After guided practice, independent practice and assessment of the skill, students would use this newly acquired knowledge or skill to perform higher order problem-solving. I could give similar breakdowns like this example in all subject areas such as reading, history, science, etc. This “parts to a whole” approach went out the window with the rest of the storm debris.

The 21st CL strategy is based on a “whole to parts” approach. Teachers give students, mostly working in small groups, multi-step, high-level problems to solve. Teachers don’t teach separate concepts needed to solve the problems, but instead, students will learn the skills by osmosis as they use them to solve the problems.

Since it is small group work, all work is completed in class. Students don’t receive classwork or homework assignments because much of that is based on rote learning, another 21st CL storm related victim.

Also, some students live in homes where homework is not a high priority, so not assigning any homework levels the playing field. Also, assigned homework takes teachers time and effort to make sure the work is turned in, graded, corrected and recorded. Besides that, students never do homework anyway.

Don’t blame the poor technologically battered students who, because of their increased (all day?) screen time, have shortened attention spans and increased expectations to always be stimulated and entertained by all of the technological bells and whistles. Students don’t need to spend time learning math facts and operations because in the future, they will have machines to take over those jobs for them.

In the same vein, they don’t need to learn spelling, handwriting, grammar or even content knowledge because they will have a world of knowledge and skills at the press of a button.
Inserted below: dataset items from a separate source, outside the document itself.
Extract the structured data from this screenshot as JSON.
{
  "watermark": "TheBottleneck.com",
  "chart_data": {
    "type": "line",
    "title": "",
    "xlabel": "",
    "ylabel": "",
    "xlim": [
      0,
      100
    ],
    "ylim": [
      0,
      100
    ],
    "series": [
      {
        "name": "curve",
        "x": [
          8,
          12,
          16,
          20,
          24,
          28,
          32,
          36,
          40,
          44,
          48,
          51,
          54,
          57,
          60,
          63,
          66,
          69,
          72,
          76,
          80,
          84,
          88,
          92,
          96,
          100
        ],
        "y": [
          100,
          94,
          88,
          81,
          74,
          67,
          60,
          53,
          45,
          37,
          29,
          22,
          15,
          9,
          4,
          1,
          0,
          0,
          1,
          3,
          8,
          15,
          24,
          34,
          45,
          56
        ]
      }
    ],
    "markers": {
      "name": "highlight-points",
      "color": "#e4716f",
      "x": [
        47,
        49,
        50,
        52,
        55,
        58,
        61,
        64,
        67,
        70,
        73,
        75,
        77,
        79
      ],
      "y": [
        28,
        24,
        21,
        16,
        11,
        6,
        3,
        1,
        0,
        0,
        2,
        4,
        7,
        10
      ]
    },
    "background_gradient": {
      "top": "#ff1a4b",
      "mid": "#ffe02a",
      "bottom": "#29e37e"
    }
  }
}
Common Core Curricula and the subsequent changes in standards and testing were the national storm surges that followed this radical new philosophy of teaching. The Twenty-First Century Learning hurricane and storm surge of curricular changes permanently damaged the educational landscape in Indiana and across the nation. We told teachers to stop teaching. Why are we surprised that our undereducated students are drowning?

Tommy Franke, a member of the Indiana Policy Review Foundation, is a retired Lutheran elementary teacher and principal and has served on numerous school accreditation teams.